To the contrary, Judaism has always stressed that the body, as the soul, is a gift of God—indeed, that it belongs to God. Ha'neshamah lach ve'haguf pa'alach, the Jew declared, "The soul is yours, and the body is your handiwork." To care for the body is a religious command of the Bible. The practice of asceticism for religious purposes was tolerated, but the ascetic had to bring a sacrifice of atonement for his action. Resurrection affirms that the body is of value because it came from God, and it will be revived by God. Resurrection affirms that man's empirical existence is valuable in God's eyes. His activities in this world are significant in the scheme of eternity. His strivings are not to be deprecated as vain and useless, but are to be brought to fulfillment at the end of days.

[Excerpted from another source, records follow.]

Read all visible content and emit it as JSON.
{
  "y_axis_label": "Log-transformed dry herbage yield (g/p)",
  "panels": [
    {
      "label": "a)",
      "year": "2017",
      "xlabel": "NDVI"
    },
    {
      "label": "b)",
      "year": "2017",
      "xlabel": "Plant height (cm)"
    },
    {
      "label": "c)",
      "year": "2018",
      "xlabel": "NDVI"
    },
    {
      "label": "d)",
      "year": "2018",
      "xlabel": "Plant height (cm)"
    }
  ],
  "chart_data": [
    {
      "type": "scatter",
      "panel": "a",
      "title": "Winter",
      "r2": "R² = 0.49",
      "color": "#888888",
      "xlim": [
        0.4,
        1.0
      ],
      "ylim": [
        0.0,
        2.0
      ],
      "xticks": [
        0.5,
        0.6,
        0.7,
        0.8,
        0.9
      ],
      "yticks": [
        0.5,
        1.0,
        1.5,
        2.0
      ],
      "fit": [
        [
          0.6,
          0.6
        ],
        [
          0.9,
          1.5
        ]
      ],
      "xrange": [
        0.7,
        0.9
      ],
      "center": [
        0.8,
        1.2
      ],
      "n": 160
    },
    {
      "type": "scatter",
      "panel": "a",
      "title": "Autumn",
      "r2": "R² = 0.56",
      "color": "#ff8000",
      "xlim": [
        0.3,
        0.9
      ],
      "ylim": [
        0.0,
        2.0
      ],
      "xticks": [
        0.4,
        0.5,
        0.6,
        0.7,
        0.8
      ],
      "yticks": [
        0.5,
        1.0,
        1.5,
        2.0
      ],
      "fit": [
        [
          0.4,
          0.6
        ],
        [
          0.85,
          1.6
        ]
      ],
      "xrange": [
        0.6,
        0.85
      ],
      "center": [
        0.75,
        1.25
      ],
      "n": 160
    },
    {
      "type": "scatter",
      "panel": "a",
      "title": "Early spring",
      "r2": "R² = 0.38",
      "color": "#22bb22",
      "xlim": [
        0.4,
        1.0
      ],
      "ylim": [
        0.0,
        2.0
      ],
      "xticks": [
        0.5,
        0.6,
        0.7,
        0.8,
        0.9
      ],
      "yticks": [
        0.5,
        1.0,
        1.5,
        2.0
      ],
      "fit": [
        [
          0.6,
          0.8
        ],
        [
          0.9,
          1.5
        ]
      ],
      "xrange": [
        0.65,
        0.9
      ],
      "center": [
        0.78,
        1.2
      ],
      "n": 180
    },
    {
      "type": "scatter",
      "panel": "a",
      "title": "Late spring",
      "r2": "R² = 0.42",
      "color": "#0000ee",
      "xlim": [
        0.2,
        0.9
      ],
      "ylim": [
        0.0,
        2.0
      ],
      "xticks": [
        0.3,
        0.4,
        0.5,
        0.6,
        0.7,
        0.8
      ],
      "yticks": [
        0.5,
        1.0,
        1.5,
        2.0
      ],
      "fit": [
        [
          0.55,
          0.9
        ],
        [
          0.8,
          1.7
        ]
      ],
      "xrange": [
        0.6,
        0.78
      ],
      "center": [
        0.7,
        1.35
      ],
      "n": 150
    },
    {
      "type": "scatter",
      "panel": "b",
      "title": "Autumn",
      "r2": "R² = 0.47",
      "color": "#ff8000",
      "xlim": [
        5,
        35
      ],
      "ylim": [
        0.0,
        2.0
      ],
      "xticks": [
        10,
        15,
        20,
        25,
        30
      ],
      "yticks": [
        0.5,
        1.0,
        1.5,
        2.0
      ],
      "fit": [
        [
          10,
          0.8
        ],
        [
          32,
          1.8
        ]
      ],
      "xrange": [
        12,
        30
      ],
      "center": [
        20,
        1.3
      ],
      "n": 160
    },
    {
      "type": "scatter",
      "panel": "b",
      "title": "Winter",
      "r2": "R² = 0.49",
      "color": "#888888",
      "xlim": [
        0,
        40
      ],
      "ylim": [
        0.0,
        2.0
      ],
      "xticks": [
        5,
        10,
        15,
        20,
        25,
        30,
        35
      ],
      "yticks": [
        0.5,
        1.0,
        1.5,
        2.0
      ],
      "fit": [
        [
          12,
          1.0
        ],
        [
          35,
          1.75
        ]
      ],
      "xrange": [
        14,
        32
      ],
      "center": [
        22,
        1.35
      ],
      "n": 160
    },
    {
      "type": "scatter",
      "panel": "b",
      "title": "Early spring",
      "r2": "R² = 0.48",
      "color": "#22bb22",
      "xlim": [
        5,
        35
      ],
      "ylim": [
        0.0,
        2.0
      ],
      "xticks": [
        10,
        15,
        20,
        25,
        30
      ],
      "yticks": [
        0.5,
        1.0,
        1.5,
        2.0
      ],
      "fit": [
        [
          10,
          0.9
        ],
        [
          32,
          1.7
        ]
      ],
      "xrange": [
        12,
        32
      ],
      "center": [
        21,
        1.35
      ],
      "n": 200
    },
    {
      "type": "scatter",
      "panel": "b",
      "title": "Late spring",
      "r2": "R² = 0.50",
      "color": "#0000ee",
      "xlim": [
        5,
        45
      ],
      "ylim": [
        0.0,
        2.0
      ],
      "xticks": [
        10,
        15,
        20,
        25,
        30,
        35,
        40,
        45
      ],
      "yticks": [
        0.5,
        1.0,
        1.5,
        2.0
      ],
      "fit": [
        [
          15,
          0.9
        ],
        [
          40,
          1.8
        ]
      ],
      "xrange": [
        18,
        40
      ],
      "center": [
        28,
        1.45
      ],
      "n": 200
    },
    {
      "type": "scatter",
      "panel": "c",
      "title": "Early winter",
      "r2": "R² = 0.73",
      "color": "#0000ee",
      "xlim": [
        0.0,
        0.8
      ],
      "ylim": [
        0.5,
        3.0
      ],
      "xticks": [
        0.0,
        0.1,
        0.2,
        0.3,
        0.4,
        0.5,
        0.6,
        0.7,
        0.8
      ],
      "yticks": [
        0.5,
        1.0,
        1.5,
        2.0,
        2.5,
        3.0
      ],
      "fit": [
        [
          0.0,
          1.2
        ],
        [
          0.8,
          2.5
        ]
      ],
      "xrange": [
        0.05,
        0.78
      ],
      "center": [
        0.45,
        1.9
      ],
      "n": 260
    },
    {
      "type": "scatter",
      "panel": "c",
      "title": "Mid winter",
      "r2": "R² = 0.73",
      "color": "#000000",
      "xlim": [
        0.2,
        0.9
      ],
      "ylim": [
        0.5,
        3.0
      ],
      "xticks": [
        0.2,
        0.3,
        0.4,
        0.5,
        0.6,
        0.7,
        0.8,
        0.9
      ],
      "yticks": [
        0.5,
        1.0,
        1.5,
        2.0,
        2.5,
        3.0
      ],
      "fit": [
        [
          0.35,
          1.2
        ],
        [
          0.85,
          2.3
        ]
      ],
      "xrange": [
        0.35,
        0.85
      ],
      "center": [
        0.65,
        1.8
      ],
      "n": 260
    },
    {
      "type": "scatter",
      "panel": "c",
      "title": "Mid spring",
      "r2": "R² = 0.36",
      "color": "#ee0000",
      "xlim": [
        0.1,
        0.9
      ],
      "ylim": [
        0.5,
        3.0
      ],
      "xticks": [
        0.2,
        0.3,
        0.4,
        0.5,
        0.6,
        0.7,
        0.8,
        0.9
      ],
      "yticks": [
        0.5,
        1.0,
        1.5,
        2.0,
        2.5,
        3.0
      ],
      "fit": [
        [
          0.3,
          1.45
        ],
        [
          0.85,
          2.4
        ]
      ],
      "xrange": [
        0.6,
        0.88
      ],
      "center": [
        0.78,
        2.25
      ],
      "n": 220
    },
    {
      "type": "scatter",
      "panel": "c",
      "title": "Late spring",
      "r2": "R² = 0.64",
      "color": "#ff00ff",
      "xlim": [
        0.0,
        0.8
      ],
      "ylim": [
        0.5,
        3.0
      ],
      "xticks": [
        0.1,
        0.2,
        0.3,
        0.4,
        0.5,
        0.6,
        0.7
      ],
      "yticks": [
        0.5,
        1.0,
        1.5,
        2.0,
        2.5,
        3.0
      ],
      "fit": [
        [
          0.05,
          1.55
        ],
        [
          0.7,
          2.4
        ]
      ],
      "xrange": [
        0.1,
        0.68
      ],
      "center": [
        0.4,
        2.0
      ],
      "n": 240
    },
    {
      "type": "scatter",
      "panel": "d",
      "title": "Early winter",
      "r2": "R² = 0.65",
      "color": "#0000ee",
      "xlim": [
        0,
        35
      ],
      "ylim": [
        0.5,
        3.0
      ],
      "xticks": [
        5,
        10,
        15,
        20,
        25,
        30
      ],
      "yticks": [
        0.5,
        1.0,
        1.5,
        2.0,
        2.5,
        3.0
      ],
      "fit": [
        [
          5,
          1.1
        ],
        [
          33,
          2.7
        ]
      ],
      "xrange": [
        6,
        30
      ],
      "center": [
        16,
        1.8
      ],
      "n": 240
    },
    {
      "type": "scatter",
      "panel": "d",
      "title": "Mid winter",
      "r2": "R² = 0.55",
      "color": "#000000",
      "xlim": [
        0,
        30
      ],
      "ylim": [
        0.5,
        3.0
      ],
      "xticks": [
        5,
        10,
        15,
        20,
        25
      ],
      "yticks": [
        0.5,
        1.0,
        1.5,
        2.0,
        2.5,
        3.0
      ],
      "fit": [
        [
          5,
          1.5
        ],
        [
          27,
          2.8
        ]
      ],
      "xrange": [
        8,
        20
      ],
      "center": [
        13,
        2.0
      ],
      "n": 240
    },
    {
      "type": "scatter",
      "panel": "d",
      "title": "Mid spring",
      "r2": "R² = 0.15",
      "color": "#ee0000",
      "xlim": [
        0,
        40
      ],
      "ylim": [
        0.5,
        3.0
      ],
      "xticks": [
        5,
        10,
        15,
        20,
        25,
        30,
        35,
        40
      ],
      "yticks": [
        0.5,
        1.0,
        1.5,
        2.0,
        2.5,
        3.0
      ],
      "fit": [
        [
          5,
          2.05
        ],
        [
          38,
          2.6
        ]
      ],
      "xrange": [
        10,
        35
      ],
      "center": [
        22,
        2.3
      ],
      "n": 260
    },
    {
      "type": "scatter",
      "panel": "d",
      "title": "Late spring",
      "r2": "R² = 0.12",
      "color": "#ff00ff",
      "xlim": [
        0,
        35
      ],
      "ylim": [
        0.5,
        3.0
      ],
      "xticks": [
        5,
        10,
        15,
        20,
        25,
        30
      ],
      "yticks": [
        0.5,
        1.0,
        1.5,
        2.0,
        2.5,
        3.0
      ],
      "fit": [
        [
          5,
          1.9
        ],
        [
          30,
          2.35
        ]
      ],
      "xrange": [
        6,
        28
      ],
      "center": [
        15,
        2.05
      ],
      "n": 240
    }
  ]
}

The concept of resurrection thus serves to keep God ever in man's consciousness, to unify contemporary and historic Jewry, to affirm the value of God's world, and to heighten, rather than to depress, the value of man's worthy strivings in this world.
Which specific virtues might guarantee a person's resurrection is a subject of much debate. The method of resurrection is, of course, an open question that invites conjecture, but which can offer no definite answer.
While the details of the after-life are thus very much a matter of speculation, the traditional consensus must serve to illuminate the dark path. In the words of Rabbi Joshua ben Chanania (Niddah 70b) : "When they come to life again, we will consult about the matter."